Am 13. Januar 2016 hielt das Kollegium der Kommissionsmitglieder eine erste Orientierungsaussprache
über die Lage in Bezug auf die Rechtsstaatlichkeit in Polen. Es folgte ein reger Schriftwechsel zwischen
der Kommission und der polnischen Regierung. Der Erste Vizepräsident Timmermans besucht am
5. April Warschau und führte konstruktive Gespräche mit einer Reihe von Regierungsvertretern.

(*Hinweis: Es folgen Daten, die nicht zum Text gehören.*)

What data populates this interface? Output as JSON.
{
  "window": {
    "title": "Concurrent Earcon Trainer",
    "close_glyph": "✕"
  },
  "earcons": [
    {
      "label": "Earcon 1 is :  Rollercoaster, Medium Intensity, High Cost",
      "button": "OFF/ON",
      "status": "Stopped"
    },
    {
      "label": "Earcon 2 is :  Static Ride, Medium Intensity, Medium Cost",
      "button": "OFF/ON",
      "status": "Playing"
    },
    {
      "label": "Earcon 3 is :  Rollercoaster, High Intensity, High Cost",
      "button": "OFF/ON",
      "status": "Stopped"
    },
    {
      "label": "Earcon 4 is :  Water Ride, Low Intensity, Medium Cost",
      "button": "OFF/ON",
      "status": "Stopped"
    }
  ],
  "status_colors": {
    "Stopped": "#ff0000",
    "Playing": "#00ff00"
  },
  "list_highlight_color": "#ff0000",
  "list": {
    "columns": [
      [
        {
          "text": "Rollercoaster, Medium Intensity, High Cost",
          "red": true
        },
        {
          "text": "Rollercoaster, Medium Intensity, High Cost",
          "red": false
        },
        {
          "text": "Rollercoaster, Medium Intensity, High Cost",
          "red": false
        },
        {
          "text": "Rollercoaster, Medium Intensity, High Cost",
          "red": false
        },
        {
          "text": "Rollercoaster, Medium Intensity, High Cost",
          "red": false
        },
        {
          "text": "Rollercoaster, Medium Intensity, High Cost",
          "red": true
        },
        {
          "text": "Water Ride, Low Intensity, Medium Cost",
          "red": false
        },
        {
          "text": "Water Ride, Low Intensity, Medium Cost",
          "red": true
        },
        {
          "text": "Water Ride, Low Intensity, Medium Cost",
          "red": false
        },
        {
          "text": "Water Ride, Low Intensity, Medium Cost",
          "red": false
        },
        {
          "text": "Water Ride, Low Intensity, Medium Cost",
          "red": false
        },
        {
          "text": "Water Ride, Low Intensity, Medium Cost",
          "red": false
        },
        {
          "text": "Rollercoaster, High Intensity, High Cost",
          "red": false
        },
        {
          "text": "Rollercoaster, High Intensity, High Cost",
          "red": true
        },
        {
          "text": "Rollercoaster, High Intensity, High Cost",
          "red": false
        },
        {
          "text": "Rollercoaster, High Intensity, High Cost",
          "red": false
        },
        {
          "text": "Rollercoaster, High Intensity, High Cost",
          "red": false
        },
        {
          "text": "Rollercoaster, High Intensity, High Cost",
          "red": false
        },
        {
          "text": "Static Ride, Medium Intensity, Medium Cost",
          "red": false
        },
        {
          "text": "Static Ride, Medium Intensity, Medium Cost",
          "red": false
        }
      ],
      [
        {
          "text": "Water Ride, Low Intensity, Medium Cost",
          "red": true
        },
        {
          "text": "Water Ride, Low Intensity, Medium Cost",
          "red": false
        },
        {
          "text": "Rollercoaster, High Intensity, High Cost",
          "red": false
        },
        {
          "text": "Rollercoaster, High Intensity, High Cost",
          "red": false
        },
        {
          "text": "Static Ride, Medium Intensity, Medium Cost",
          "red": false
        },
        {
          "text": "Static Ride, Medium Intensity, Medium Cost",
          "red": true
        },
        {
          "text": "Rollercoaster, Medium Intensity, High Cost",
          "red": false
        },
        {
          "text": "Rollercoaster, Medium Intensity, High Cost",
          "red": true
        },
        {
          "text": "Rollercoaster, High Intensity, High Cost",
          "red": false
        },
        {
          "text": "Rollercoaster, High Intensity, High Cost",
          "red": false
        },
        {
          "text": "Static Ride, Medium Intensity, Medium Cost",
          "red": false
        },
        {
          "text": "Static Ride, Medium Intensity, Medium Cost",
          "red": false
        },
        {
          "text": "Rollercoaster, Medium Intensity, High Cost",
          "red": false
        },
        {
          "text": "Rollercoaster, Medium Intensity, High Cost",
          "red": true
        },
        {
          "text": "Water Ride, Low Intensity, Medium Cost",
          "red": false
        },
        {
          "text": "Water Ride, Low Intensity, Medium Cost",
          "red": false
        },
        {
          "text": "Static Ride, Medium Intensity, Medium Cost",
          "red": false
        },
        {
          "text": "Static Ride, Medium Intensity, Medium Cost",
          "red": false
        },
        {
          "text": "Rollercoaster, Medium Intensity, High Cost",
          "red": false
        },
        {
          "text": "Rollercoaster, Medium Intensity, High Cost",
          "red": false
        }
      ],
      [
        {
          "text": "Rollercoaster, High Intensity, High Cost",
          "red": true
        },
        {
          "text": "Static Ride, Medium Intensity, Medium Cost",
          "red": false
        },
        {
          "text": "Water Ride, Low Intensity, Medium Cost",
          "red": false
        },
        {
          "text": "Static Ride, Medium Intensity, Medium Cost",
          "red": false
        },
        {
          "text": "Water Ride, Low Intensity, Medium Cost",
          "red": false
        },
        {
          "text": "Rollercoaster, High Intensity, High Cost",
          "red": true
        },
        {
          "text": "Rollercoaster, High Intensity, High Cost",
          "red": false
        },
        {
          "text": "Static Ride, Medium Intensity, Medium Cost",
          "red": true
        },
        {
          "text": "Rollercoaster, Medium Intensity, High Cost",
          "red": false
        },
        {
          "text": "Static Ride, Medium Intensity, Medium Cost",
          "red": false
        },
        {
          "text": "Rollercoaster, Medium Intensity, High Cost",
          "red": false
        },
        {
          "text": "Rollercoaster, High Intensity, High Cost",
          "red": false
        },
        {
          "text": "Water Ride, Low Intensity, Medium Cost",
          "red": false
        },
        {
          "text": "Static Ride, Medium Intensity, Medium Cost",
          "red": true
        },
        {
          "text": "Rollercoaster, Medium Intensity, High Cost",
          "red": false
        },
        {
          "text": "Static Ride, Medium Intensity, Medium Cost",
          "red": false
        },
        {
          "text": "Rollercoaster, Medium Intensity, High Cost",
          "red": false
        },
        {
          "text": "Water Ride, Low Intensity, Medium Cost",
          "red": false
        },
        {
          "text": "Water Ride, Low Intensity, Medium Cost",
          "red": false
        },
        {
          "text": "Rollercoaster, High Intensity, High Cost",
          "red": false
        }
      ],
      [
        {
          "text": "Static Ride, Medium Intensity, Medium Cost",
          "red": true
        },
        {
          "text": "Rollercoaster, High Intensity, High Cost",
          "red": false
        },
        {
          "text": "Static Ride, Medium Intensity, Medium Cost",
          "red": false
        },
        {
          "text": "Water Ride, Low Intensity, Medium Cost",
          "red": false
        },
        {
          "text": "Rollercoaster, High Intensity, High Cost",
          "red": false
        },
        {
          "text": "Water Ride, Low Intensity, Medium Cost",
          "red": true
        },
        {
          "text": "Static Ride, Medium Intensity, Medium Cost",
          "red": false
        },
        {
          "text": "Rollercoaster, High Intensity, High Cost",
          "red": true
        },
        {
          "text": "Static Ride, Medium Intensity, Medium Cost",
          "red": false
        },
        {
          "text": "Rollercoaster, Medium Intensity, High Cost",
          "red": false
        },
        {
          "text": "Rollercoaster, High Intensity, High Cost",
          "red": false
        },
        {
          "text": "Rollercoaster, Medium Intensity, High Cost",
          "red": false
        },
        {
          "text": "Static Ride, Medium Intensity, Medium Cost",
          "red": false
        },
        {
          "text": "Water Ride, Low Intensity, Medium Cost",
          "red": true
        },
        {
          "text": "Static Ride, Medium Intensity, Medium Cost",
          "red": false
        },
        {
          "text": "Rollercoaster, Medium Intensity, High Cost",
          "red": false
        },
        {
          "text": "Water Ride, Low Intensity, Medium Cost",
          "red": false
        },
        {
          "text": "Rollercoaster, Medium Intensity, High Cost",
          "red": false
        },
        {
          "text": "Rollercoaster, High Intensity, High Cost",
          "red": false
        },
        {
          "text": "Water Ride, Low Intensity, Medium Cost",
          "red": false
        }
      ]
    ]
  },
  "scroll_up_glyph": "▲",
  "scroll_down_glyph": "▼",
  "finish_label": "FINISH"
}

Seitdem hat bei Treffen auf verschiedenen Ebenen ein reger Austausch zwischen der Kommission und
der polnischen Regierung stattgefunden, um eine Lösung für den derzeitigen Dualismus der
Rechtsordnungen in Polen zu suchen. Trotz dieses Austausches war es jedoch noch nicht möglich, eine
Lösung für die von der Kommission festgestellten Probleme zu finden.
Der – am 11. März 2014 eingeführte – Rahmen zur Stärkung des Rechtsstaatsprinzips umfasst drei
Stufen (siehe auch die Abbildung in Anhang 1): Das gesamte Verfahren basiert auf einem
kontinuierlichen Dialog zwischen der Kommission und dem betroffenen Mitgliedstaat. Die Kommission
informiert das Europäische Parlament und den Rat eingehend und in regelmäßigen Abständen.
- Sachstandsanalyse der Kommission: Die Kommission holt alle relevanten Informationen ein
und prüft sie daraufhin, ob es klare Anzeichen für eine systemische Gefährdung der
Rechtsstaatlichkeit gibt. Gelangt die Kommission auf der Grundlage der gewonnenen Erkenntnisse
zu dem Ergebnis, dass in der Tat eine systemische Gefährdung der Rechtsstaatlichkeit vorliegt,
tritt sie mit dem betroffenen Mitgliedstaat in einen Dialog, indem sie eine „Stellungnahme zur
Rechtsstaatlichkeit“ an den Mitgliedstaat richtet, in der sie ihre Bedenken begründet. Diese
Stellungnahme dient als Warnung an den Mitgliedstaat und gibt diesem die Möglichkeit zu
reagieren.
- Empfehlung der Kommission: In der zweiten Verfahrensphase kann die Kommission eine
„Empfehlung zur Rechtsstaatlichkeit“ an den Mitgliedstaat richten, sofern die Angelegenheit in der
Zwischenzeit nicht zufriedenstellend geregelt werden konnte. In diesem Fall setzt die Kommission
dem Mitgliedstaat eine Frist, innerhalb deren er die beanstandeten Probleme zu beheben hat, und
der Mitgliedstaat informiert die Kommission über die hierzu von ihm unternommenen Schritte. Die
Kommission veröffentlicht ihre Empfehlung.
- Follow-up zur Empfehlung der Kommission: Als dritten Schritt verfolgt die Kommission die
Maßnahmen, die der Mitgliedstaat auf die Empfehlung hin getroffen hat. Kommt der Mitgliedstaat
der Empfehlung innerhalb der gesetzten Frist nicht zufriedenstellend nach, kann die Kommission,
das Europäische Parlament oder eine Gruppe von 10 Mitgliedstaaten erwägen, ein Verfahren nach
Artikel 7 des Vertrags über die Europäische Union einzuleiten.